Kürzlich fand Herr Bär in seinem Portemonnaie einen alten Einkaufschip, den er einmal an einem FDP-Wahlkampfstand abgestaubt hatte. Der Chip passte jedoch in Herrn Bärs Lieblingssupermarkt zu keinem Einkaufswagen; er war zu groß geraten, und vermutlich machten alle anderen Kunden in diesem Supermarkt mit ihren FDP-Einkaufschips die gleiche Erfahrung, was die Wahlniederlage der Liberalen bei der letzten NRW-Landtagswahl erklärt. Dabei gilt der Einkaufschip doch als eine ureigene Domäne dieser Partei, hatte doch der damalige FDP-Bundeswirtschaftsminister Jürgen W. Möllemann 1992/93 solch einen Chip als „pfiffiges Produkt“ beworben, das seinerzeit von einem angeheirateten Vetter Möllemanns vertrieben wurde: ein schönes Beispiel für Vetternwirtschaft, wenn auch nicht unbedingt nachahmenswert. Derweil wirbt der FDP-Grande Wolfgang Kubicki nicht für Einkaufschips, sondern für energiesparendes Abhärten durch kaltes Duschen. Kubicki, der auch schon mal bekundete, er schaue sich gerne Kriegsfilme an, versicherte, er fühle sich morgens auch nach kaltem Duschen frisch. Herrn Bär erinnert das Gebaren Kubickis freilich eher an die unangenehmen Schullandheimaufenthalte in seiner Gymnasialzeit, wo der Turnlehrer mit Trillerpfeife und Feldwebelgebrüll uns Schüler frühmorgens zum Kaltduschen in den Waschraum zu scheuchen pflegte, weshalb Herr Bär heute im Unterschied zu Wolfgang Kubicki den Warmwasserboiler für eine wichtige Errungenschaft der Zivilisation hält.
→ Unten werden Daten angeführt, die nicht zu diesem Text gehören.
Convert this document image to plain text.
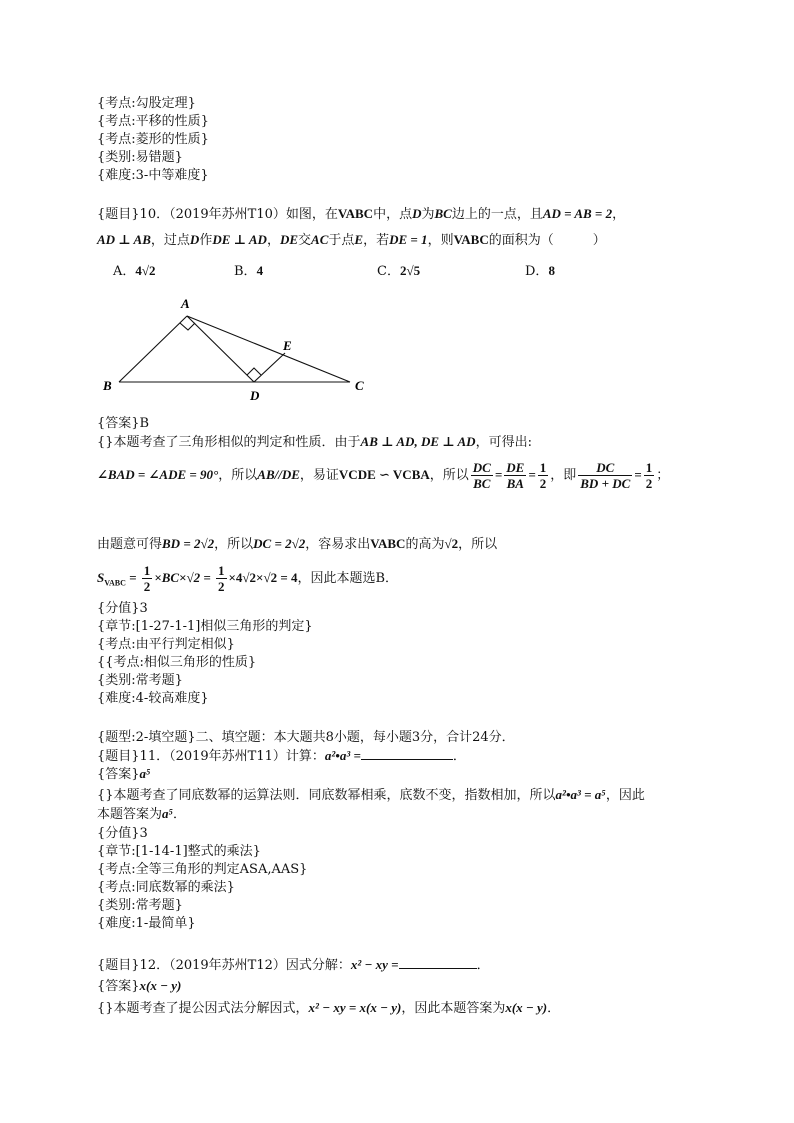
{考点:勾股定理}
{考点:平移的性质}
{考点:菱形的性质}
{类别:易错题}
{难度:3-中等难度}
{题目}10．（2019年苏州T10）如图，在VABC中，点D为BC边上的一点，且AD = AB = 2，
AD ⊥ AB，过点D作DE ⊥ AD，DE交AC于点E，若DE = 1，则VABC的面积为（　　　）
A．4√2	B．4	C．2√5	D．8
A
B	C
D
E
{答案}B
{}本题考查了三角形相似的判定和性质．由于AB ⊥ AD, DE ⊥ AD，可得出:
∠BAD = ∠ADE = 90°，所以AB//DE，易证VCDE ∽ VCBA，所以 $\frac{DC}{BC} = \frac{DE}{BA} = \frac{1}{2}$ ，即 $\frac{DC}{BD + DC} = \frac{1}{2}$ ；
由题意可得BD = 2√2，所以DC = 2√2，容易求出VABC的高为√2，所以
$S_{VABC} = \frac{1}{2} \times BC\times√2 = \frac{1}{2} \times 4√2\times√2 = 4$，因此本题选B．
{分值}3
{章节:[1-27-1-1]相似三角形的判定}
{考点:由平行判定相似}
{{考点:相似三角形的性质}
{类别:常考题}
{难度:4-较高难度}
{题型:2-填空题}二、填空题：本大题共8小题，每小题3分，合计24分．
{题目}11．（2019年苏州T11）计算：a²•a³ =	．
{答案}a⁵
{}本题考查了同底数幂的运算法则．同底数幂相乘，底数不变，指数相加，所以a²•a³ = a⁵，因此
本题答案为a⁵．
{分值}3
{章节:[1-14-1]整式的乘法}
{考点:全等三角形的判定ASA,AAS}
{考点:同底数幂的乘法}
{类别:常考题}
{难度:1-最简单}
{题目}12．（2019年苏州T12）因式分解：x² − xy =	．
{答案}x(x − y)
{}本题考查了提公因式法分解因式，x² − xy = x(x − y)，因此本题答案为x(x − y)．
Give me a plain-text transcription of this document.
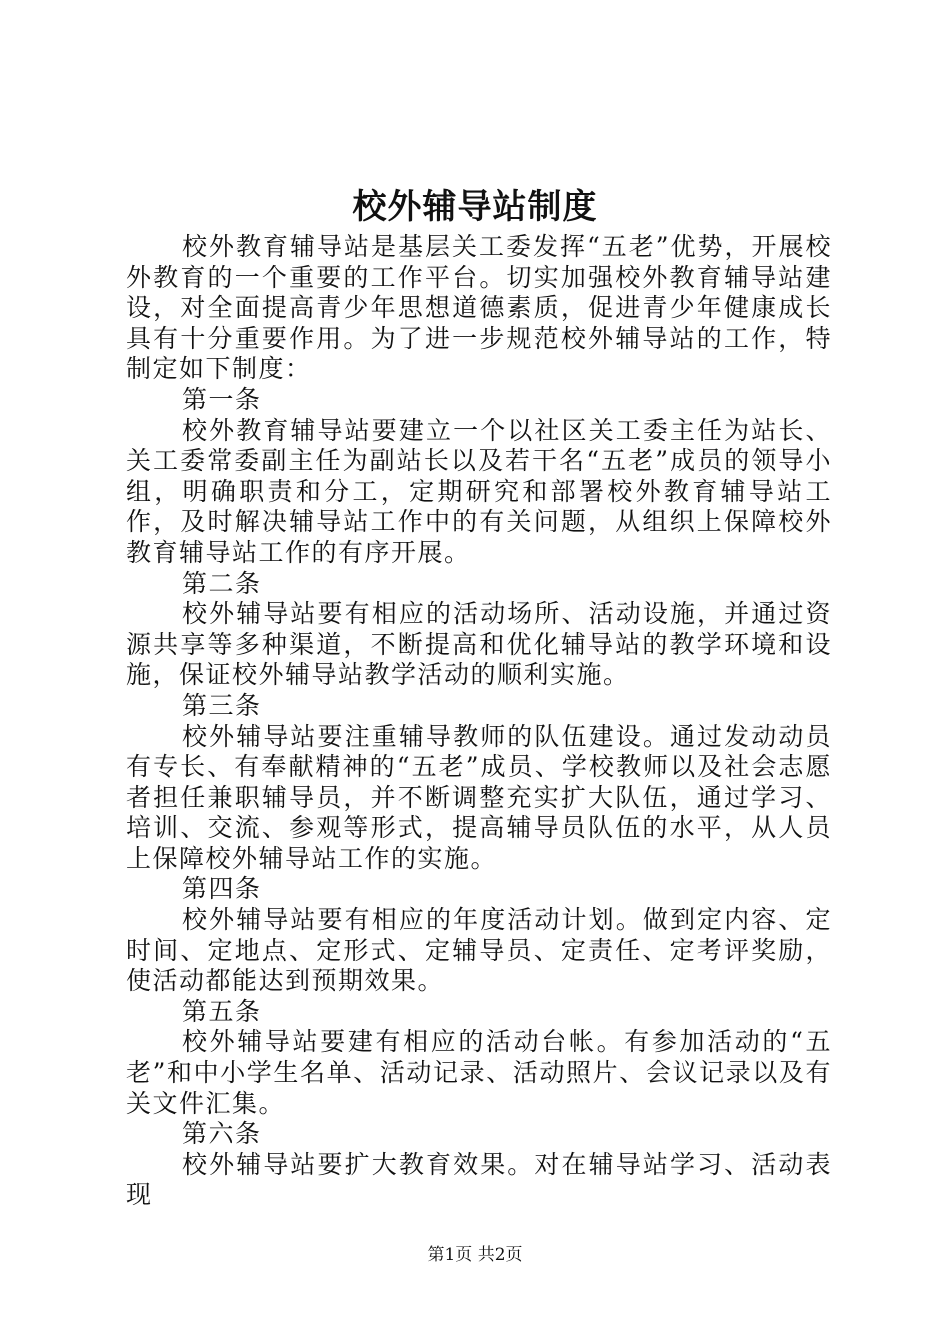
校外辅导站制度

校外教育辅导站是基层关工委发挥“五老”优势，开展校外教育的一个重要的工作平台。切实加强校外教育辅导站建设，对全面提高青少年思想道德素质，促进青少年健康成长具有十分重要作用。为了进一步规范校外辅导站的工作，特制定如下制度：

第一条

校外教育辅导站要建立一个以社区关工委主任为站长、关工委常委副主任为副站长以及若干名“五老”成员的领导小组，明确职责和分工，定期研究和部署校外教育辅导站工作，及时解决辅导站工作中的有关问题，从组织上保障校外教育辅导站工作的有序开展。

第二条

校外辅导站要有相应的活动场所、活动设施，并通过资源共享等多种渠道，不断提高和优化辅导站的教学环境和设施，保证校外辅导站教学活动的顺利实施。

第三条

校外辅导站要注重辅导教师的队伍建设。通过发动动员有专长、有奉献精神的“五老”成员、学校教师以及社会志愿者担任兼职辅导员，并不断调整充实扩大队伍，通过学习、培训、交流、参观等形式，提高辅导员队伍的水平，从人员上保障校外辅导站工作的实施。

第四条

校外辅导站要有相应的年度活动计划。做到定内容、定时间、定地点、定形式、定辅导员、定责任、定考评奖励，使活动都能达到预期效果。

第五条

校外辅导站要建有相应的活动台帐。有参加活动的“五老”和中小学生名单、活动记录、活动照片、会议记录以及有关文件汇集。

第六条

校外辅导站要扩大教育效果。对在辅导站学习、活动表现

第1页 共2页
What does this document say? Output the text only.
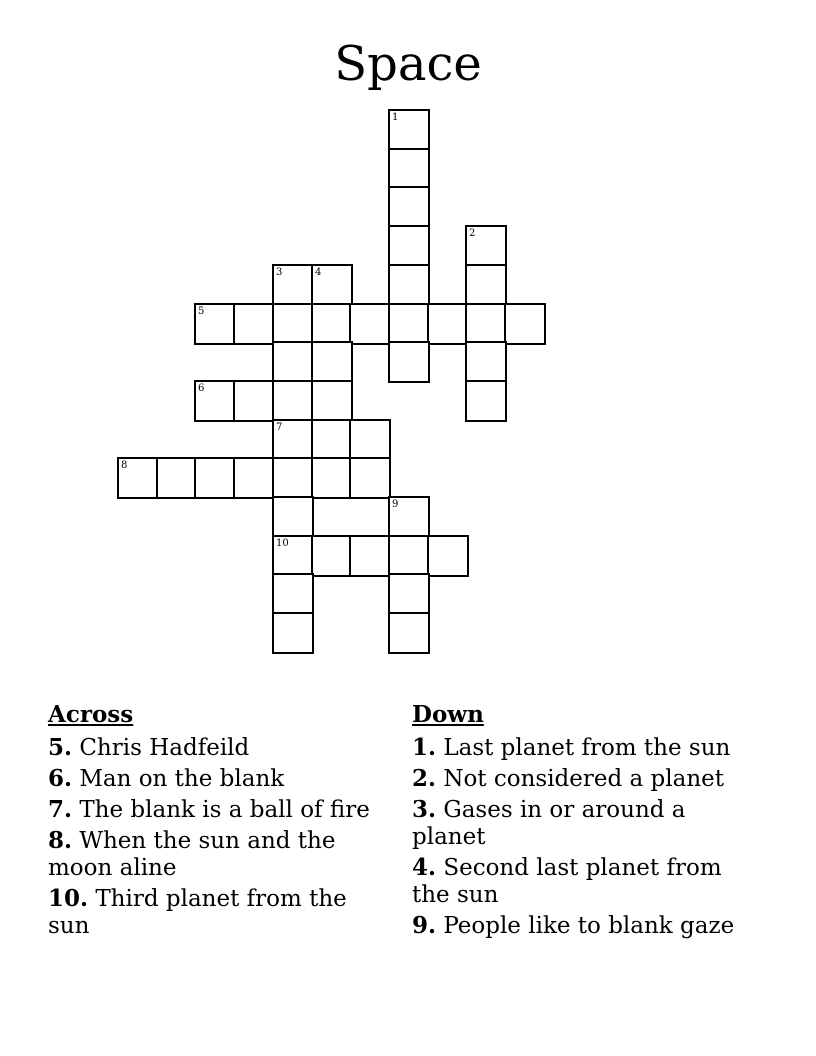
Space
1
2
3	4
5
6
7
8
9
10
Across
5. Chris Hadfeild
6. Man on the blank
7. The blank is a ball of fire
8. When the sun and the moon aline
10. Third planet from the sun
Down
1. Last planet from the sun
2. Not considered a planet
3. Gases in or around a planet
4. Second last planet from the sun
9. People like to blank gaze
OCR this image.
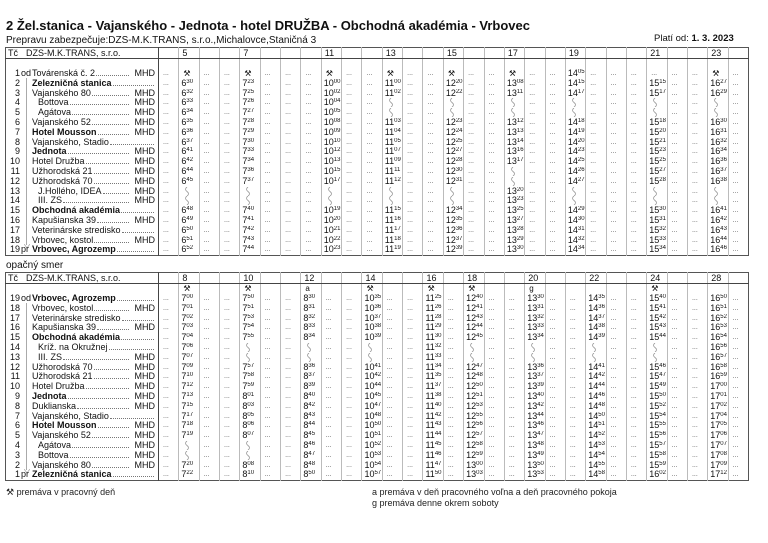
2 Žel.stanica - Vajanského - Jednota - hotel DRUŽBA - Obchodná akadémia - Vrbovec
Platí od: 1. 3. 2023
Prepravu zabezpečuje:DZS-M.K.TRANS, s.r.o.,Michalovce,Staničná 3
Tč DZS-M.K.TRANS, s.r.o.		5			7				11			13			15			17			19				21			23	

1 od Továrenská č. 2 MHD	...	⚒	...	...	⚒	...	...	...	⚒	...	...	⚒	...	...	⚒	...	...	⚒	...	...	$14^{05}$	...	...	...	...	...	...	⚒	...

2 Železničná stanica	...	$6^{30}$	...	...	$7^{23}$	...	...	...	$10^{00}$	...	...	$11^{00}$	...	...	$12^{20}$	...	...	$13^{08}$	...	...	$14^{15}$	...	...	...	$15^{15}$	...	...	$16^{27}$	...

3 Vajanského 80 MHD	...	$6^{32}$	...	...	$7^{25}$	...	...	...	$10^{02}$	...	...	$11^{02}$	...	...	$12^{22}$	...	...	$13^{11}$	...	...	$14^{17}$	...	...	...	$15^{17}$	...	...	$16^{29}$	...

4 Bottova MHD	...	$6^{33}$	...	...	$7^{26}$	...	...	...	$10^{04}$	...	...		...	...		...	...		...	...		...	...	...		...	...		...

5 Agátova MHD	...	$6^{34}$	...	...	$7^{27}$	...	...	...	$10^{05}$	...	...		...	...		...	...		...	...		...	...	...		...	...		...

6 Vajanského 52 MHD	...	$6^{35}$	...	...	$7^{28}$	...	...	...	$10^{08}$	...	...	$11^{03}$	...	...	$12^{23}$	...	...	$13^{12}$	...	...	$14^{18}$	...	...	...	$15^{18}$	...	...	$16^{30}$	...

7 Hotel Mousson MHD	...	$6^{36}$	...	...	$7^{29}$	...	...	...	$10^{09}$	...	...	$11^{04}$	...	...	$12^{24}$	...	...	$13^{13}$	...	...	$14^{19}$	...	...	...	$15^{20}$	...	...	$16^{31}$	...

8 Vajanského, Stadio	...	$6^{37}$	...	...	$7^{30}$	...	...	...	$10^{10}$	...	...	$11^{05}$	...	...	$12^{25}$	...	...	$13^{14}$	...	...	$14^{20}$	...	...	...	$15^{21}$	...	...	$16^{32}$	...

9 Jednota MHD	...	$6^{41}$	...	...	$7^{33}$	...	...	...	$10^{12}$	...	...	$11^{07}$	...	...	$12^{27}$	...	...	$13^{16}$	...	...	$14^{23}$	...	...	...	$15^{23}$	...	...	$16^{34}$	...

10 Hotel Družba MHD	...	$6^{42}$	...	...	$7^{34}$	...	...	...	$10^{13}$	...	...	$11^{09}$	...	...	$12^{28}$	...	...	$13^{17}$	...	...	$14^{25}$	...	...	...	$15^{25}$	...	...	$16^{36}$	...

11 Užhorodská 21 MHD	...	$6^{44}$	...	...	$7^{36}$	...	...	...	$10^{15}$	...	...	$11^{11}$	...	...	$12^{30}$	...	...		...	...	$14^{26}$	...	...	...	$15^{27}$	...	...	$16^{37}$	...

12 Užhorodská 70 MHD	...	$6^{45}$	...	...	$7^{37}$	...	...	...	$10^{17}$	...	...	$11^{12}$	...	...	$12^{31}$	...	...		...	...	$14^{27}$	...	...	...	$15^{28}$	...	...	$16^{38}$	...

13 J.Hollého, IDEA MHD	...		...	...		...	...	...		...	...		...	...		...	...	$13^{20}$	...	...		...	...	...		...	...		...

14 III. ZŠ MHD	...		...	...		...	...	...		...	...		...	...		...	...	$13^{23}$	...	...		...	...	...		...	...		...

15 Obchodná akadémia	...	$6^{48}$	...	...	$7^{40}$	...	...	...	$10^{19}$	...	...	$11^{15}$	...	...	$12^{34}$	...	...	$13^{25}$	...	...	$14^{29}$	...	...	...	$15^{30}$	...	...	$16^{41}$	...

16 Kapušianska 39 MHD	...	$6^{49}$	...	...	$7^{41}$	...	...	...	$10^{20}$	...	...	$11^{16}$	...	...	$12^{35}$	...	...	$13^{27}$	...	...	$14^{30}$	...	...	...	$15^{31}$	...	...	$16^{42}$	...

17 Veterinárske stredisko	...	$6^{50}$	...	...	$7^{42}$	...	...	...	$10^{21}$	...	...	$11^{17}$	...	...	$12^{36}$	...	...	$13^{28}$	...	...	$14^{31}$	...	...	...	$15^{32}$	...	...	$16^{43}$	...

18 Vrbovec, kostol MHD	...	$6^{51}$	...	...	$7^{43}$	...	...	...	$10^{22}$	...	...	$11^{18}$	...	...	$12^{37}$	...	...	$13^{29}$	...	...	$14^{32}$	...	...	...	$15^{33}$	...	...	$16^{44}$	...

19 pr Vrbovec, Agrozemp	...	$6^{52}$	...	...	$7^{44}$	...	...	...	$10^{23}$	...	...	$11^{19}$	...	...	$12^{39}$	...	...	$13^{30}$	...	...	$14^{34}$	...	...	...	$15^{34}$	...	...	$16^{46}$	...
opačný smer
Tč DZS-M.K.TRANS, s.r.o.		8			10			12			14			16		18			20			22			24			28	

		⚒			⚒			a			⚒			⚒		⚒			g						⚒				

19 od Vrbovec, Agrozemp	...	$7^{00}$	...	...	$7^{50}$	...	...	$8^{30}$	...	...	$10^{35}$	...	...	$11^{25}$	...	$12^{40}$	...	...	$13^{30}$	...	...	$14^{35}$	...	...	$15^{40}$	...	...	$16^{50}$	...

18 Vrbovec, kostol MHD	...	$7^{01}$	...	...	$7^{51}$	...	...	$8^{31}$	...	...	$10^{36}$	...	...	$11^{26}$	...	$12^{41}$	...	...	$13^{31}$	...	...	$14^{36}$	...	...	$15^{41}$	...	...	$16^{51}$	...

17 Veterinárske stredisko	...	$7^{02}$	...	...	$7^{53}$	...	...	$8^{32}$	...	...	$10^{37}$	...	...	$11^{28}$	...	$12^{43}$	...	...	$13^{32}$	...	...	$14^{37}$	...	...	$15^{42}$	...	...	$16^{52}$	...

16 Kapušianska 39 MHD	...	$7^{03}$	...	...	$7^{54}$	...	...	$8^{33}$	...	...	$10^{38}$	...	...	$11^{29}$	...	$12^{44}$	...	...	$13^{33}$	...	...	$14^{38}$	...	...	$15^{43}$	...	...	$16^{53}$	...

15 Obchodná akadémia	...	$7^{04}$	...	...	$7^{55}$	...	...	$8^{34}$	...	...	$10^{39}$	...	...	$11^{30}$	...	$12^{45}$	...	...	$13^{34}$	...	...	$14^{39}$	...	...	$15^{44}$	...	...	$16^{54}$	...

14 Kríž. na Okružnej	...	$7^{06}$	...	...		...	...		...	...		...	...	$11^{32}$	...		...	...		...	...		...	...		...	...	$16^{56}$	...

13 III. ZŠ MHD	...	$7^{07}$	...	...		...	...		...	...		...	...	$11^{33}$	...		...	...		...	...		...	...		...	...	$16^{57}$	...

12 Užhorodská 70 MHD	...	$7^{09}$	...	...	$7^{57}$	...	...	$8^{36}$	...	...	$10^{41}$	...	...	$11^{34}$	...	$12^{47}$	...	...	$13^{36}$	...	...	$14^{41}$	...	...	$15^{46}$	...	...	$16^{58}$	...

11 Užhorodská 21 MHD	...	$7^{10}$	...	...	$7^{58}$	...	...	$8^{37}$	...	...	$10^{42}$	...	...	$11^{35}$	...	$12^{48}$	...	...	$13^{37}$	...	...	$14^{42}$	...	...	$15^{47}$	...	...	$16^{59}$	...

10 Hotel Družba MHD	...	$7^{12}$	...	...	$7^{59}$	...	...	$8^{39}$	...	...	$10^{44}$	...	...	$11^{37}$	...	$12^{50}$	...	...	$13^{39}$	...	...	$14^{44}$	...	...	$15^{49}$	...	...	$17^{00}$	...

9 Jednota MHD	...	$7^{13}$	...	...	$8^{01}$	...	...	$8^{40}$	...	...	$10^{45}$	...	...	$11^{38}$	...	$12^{51}$	...	...	$13^{40}$	...	...	$14^{46}$	...	...	$15^{50}$	...	...	$17^{01}$	...

8 Duklianska MHD	...	$7^{15}$	...	...	$8^{03}$	...	...	$8^{42}$	...	...	$10^{47}$	...	...	$11^{40}$	...	$12^{53}$	...	...	$13^{42}$	...	...	$14^{48}$	...	...	$15^{52}$	...	...	$17^{02}$	...

7 Vajanského, Stadio	...	$7^{17}$	...	...	$8^{05}$	...	...	$8^{43}$	...	...	$10^{48}$	...	...	$11^{42}$	...	$12^{55}$	...	...	$13^{44}$	...	...	$14^{50}$	...	...	$15^{54}$	...	...	$17^{04}$	...

6 Hotel Mousson MHD	...	$7^{18}$	...	...	$8^{06}$	...	...	$8^{44}$	...	...	$10^{50}$	...	...	$11^{43}$	...	$12^{56}$	...	...	$13^{46}$	...	...	$14^{51}$	...	...	$15^{55}$	...	...	$17^{05}$	...

5 Vajanského 52 MHD	...	$7^{19}$	...	...	$8^{07}$	...	...	$8^{45}$	...	...	$10^{51}$	...	...	$11^{44}$	...	$12^{57}$	...	...	$13^{47}$	...	...	$14^{52}$	...	...	$15^{56}$	...	...	$17^{06}$	...

4 Agátova MHD	...		...	...		...	...	$8^{46}$	...	...	$10^{52}$	...	...	$11^{45}$	...	$12^{58}$	...	...	$13^{48}$	...	...	$14^{53}$	...	...	$15^{57}$	...	...	$17^{07}$	...

3 Bottova MHD	...		...	...		...	...	$8^{47}$	...	...	$10^{53}$	...	...	$11^{46}$	...	$12^{59}$	...	...	$13^{49}$	...	...	$14^{54}$	...	...	$15^{58}$	...	...	$17^{08}$	...

2 Vajanského 80 MHD	...	$7^{20}$	...	...	$8^{08}$	...	...	$8^{48}$	...	...	$10^{54}$	...	...	$11^{47}$	...	$13^{00}$	...	...	$13^{50}$	...	...	$14^{55}$	...	...	$15^{59}$	...	...	$17^{09}$	...

1 pr Železničná stanica	...	$7^{22}$	...	...	$8^{10}$	...	...	$8^{50}$	...	...	$10^{57}$	...	...	$11^{50}$	...	$13^{03}$	...	...	$13^{53}$	...	...	$14^{58}$	...	...	$16^{02}$	...	...	$17^{12}$	...
⚒ premáva v pracovný deň	a premáva v deň pracovného voľna a deň pracovného pokoja
g premáva denne okrem soboty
Kubicki hat auch nicht bedacht, wie man im Drogeriemarkt beim Einkauf von Duschgel scheitert, wenn der FDP-Wahlkampfchip nicht in den Schlitz im Griff des Einkaufswagens passt.

Copyright: Bär/Raap 2022

Sonnenuntergang in Köln-Ehrenfeld, Foto: J. Raap 2017

Zu den Bekloppheiten der heutigen Zeit gehört die Meldung, dass der Schlagerbarde Ikke Hüftgold der politischen Unkorrektheit bezichtigt wurde, weil er in Mallorcas Amüsierhöllen eine Bordellbesitzerin besingt, und er sich dagegen wehrte, sein Sangeskollege Micky Krause habe dort doch auch „1000 nackten Friseusen“ ein musikalisches Denkmal gesetzt, obwohl es politisch-grammatisch korrekt „Friseurinnen“ hätte heißen müssen. Was den mangelnden Geistesgehalt dieses Ballermannschen Liedguts angeht, so sei erwähnt, dass in den 1960er Jahren „The Rainbows“ ihren größten Hit mit „My Baby, balla balla“ hatten und der Refrain nur „Balla Balla Balla Balla…“ lautete: das war wenigstens grammatisch und politisch korrekt, und es wurde von der avantgardistischen Musikkritik damals sogar als neo-dadaistisch abgefeiert. Derweil man derzeit an den deutschen Flughäfen wegen Personalmangels beim Sicherheitscheck 5-10 Stunden Wartezeit in Kauf nehmen muss, rechnet Friedrich Merz seinen Kritikern vor, sein Privatflugzeug verbrauche weniger Sprit als der Dienstwagen von Olaf Scholz. Woraufhin sich Cem Özdemir zu Wort meldete, sein Fahrrad verbrauche überhaupt keinen Sprit. Einmal hatten sie allerdings dem Özdemir in Berlin das Fahrrad geklaut. Wenn er ohne Fahrrad nach Sylt oder nach Kiew will, muss er sich in einen mit lauter 9-Euro-Ticket-Punks überfüllten Regionalzug quetschen oder beim Abflug einen halben Tag lang vor dem Duty Free Shop herum lungern, bevor es endlich los geht. So langwierig waren vor 1990 noch nicht einmal die schikanösen Pass- und Gepäckkontrollen an der DDR-Grenze gewesen. Noch mehr Beklopptheiten: Die grüne Bundestagsabgeordnete Emilia Fester verstieg sich zu der Ansicht, jeder, der wählen wolle, solle dies auch dürfen, in letzter Konsequenz dann wohl auch zweijährige Kinder. Originell ist diese Idee eines „Wahlrechts für alle“ freilich nicht. Carolyn Christov-Bakargiev, künstlerische Leiterin der Kasseler documenta von 2012, hatte schon vor 10 Jahren ein „Wahlrecht für Hunde und Erdbeeren“ eingefordert, wohingegen die Tierschutzorganisation PETA zu bedenken gibt: „Hunde haben kein Interesse an einem Wahlrecht“. Zweijährige wahrscheinlich auch nicht.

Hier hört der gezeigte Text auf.